CANCELED: Coderspace at ISR with Paul Schulz and Chen Chen
Paul Schulz (U-M, Population Studies Center)
Chen Chen (U-M, Population Studies Center)
Tuesday, 4/7/2020, 10:00am to 11:30am. ARCHIVED EVENT
Location: ISR-Thompson 1430
Do you write code for research or class?
Do you sometimes get stuck?
Or, do you want to learn how to code but don't know where to start?

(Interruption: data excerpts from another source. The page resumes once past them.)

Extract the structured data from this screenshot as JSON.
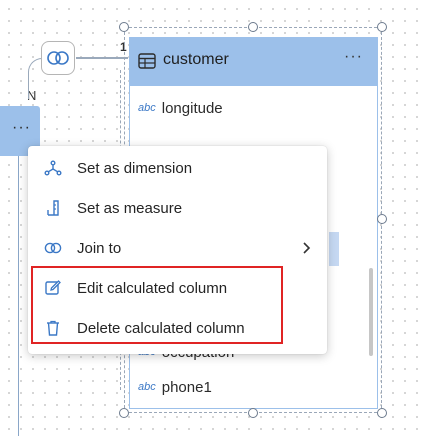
{
  "canvas": {
    "left_table": {
      "more_label": "···",
      "relation_many": "N"
    },
    "relation_one": "1"
  },
  "customer_table": {
    "title": "customer",
    "more_label": "···",
    "type_label": "abc",
    "fields": {
      "top": "longitude",
      "partial1": "occupation",
      "bottom": "phone1"
    }
  },
  "context_menu": {
    "items": [
      {
        "label": "Set as dimension",
        "icon": "dimension-icon"
      },
      {
        "label": "Set as measure",
        "icon": "measure-icon"
      },
      {
        "label": "Join to",
        "icon": "join-icon"
      },
      {
        "label": "Edit calculated column",
        "icon": "edit-icon"
      },
      {
        "label": "Delete calculated column",
        "icon": "trash-icon"
      }
    ]
  },
  "colors": {
    "header": "#9cc0ea",
    "accent": "#3b78c6",
    "highlight": "#e02424"
  }
}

Or, do you just prefer to work in a more social environment? Writing code, or "programming," can be a fun but also challenging and lonely enterprise. Hosted by members of the ISR community, our CoderSpaces are there for you to meet other coders, so you can connect and learn from your coder peers. Participation is open to anyone interested in code, computational social science, data science, engineering, etc. We seek to build a casual and inclusive environment where everyone is welcome regardless of their skill or level of expertise. To participate, bring a laptop and some coding work, or just come and hang out, socialize, and assist others.
Paul Schulz is a senior consulting statistician and data scientist for ISR's Population Dynamics and Health Program. He specializes in statistical methods and computing, including hypothesis testing, data analysis and modeling, sampling (including weight creation and adjustment, and power calculation), as well as the use of secure computing enclaves (SRCVDI, Likert cluster, and Flux/Great Lakes). Paul writes code in Stata and SAS for general-purpose desktop computing, and R and Python for selected applications, such as data visualization and web scraping/automation, among other uses.
Chen Chen is a data scientist, programmer, and consultant for ISR's Population Dynamics and Health Program. He specializes in survey methods (with a particular focus on survey statistics, sampling, and weighting), data management, and statistical computing, including large scale simulations of complex samples and statistical modeling using complex and longitudinal survey datasets. Chen is a high-level programmer who specializes in R, Python, and Stata, with a focus on computing in a Linux environment.